Fazíamos nossos próprios carrinhos de lata de óleo, ou de lata de sardinha. Era o trivial.  Cortávamos o flandre, já riscado de lápis comum com o designer que queríamos, com tesoura, escondido de mamãe, pois senão ela iria descobrir porque sua tesoura sempre estava cega. Curioso é que todas as casas tinha uma tesoura. As rodas do carrinho eram cortadas de chinelo japonesa, que já estava pra ser descartada depois de usada até o último instante em que colocávamos no solado um prego atravessado na tira que saía do buraco do dedão do pé com os outros dedos. O carro ficava macio pacas. Ou senão comprávamos rodas de madeira na feira dos sábados, ali na Rua Justino Bezerra, onde ficava a venda de móveis. As molas do carrinho eram de aspas, que conseguíamos de embalagens de eletrodomésticos dos Armazéns Paraíba e outras lojas. Isso mesmo, os carros tinham feixes de mola. Depois de pronto colocávamos um cordão no eixo da frente, amarrado em cada ponta, e tínhamos a direção guiada pelas pontas dos dedos de uma mão para fazermos piruetas radicais. Menino maluquinho era assim.

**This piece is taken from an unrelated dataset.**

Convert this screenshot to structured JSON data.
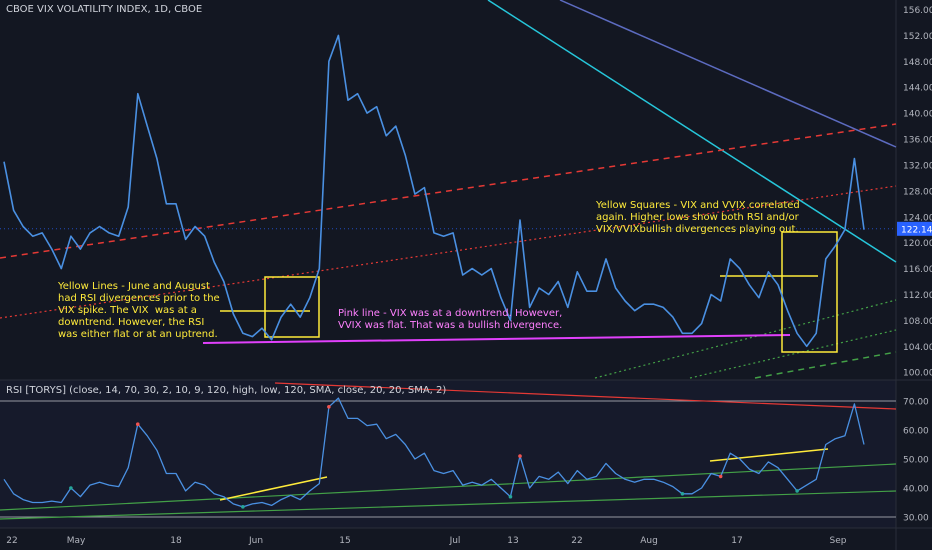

Nas primeiras séries do primário, nos primeiros dias, nossos cadernos eram impecavelmente organizados, limpinhos, letras caprichadas, nada de borrado ao apagar com a borracha em forma de bocal que ficava na ponta do lápis, cuja ponta era feita com gilete própria para barbear – gilete azul. Normalmente usávamos apenas a metade da lâmina por ser mais prático. Mas os dias iam passando e a nossa desorganização começava a dar sinal de vida. As letras apagadas já estavam borradas, a folha do caderno já estava amassada, as palavras já não estavam mais caprichadas, e o visto da professora já começava a ser feito de lápis de tinta vermelha, para desespero nosso e preocupação de nossas mães. Menino maluquinho era assim.

Aos 78 anos, Ziraldo é o Menino Maluquinho da atual literatura brasileira. Recomendo o livro para todas as crianças. E para todos os adultos também que não mataram a alma de seu menino maluquinho.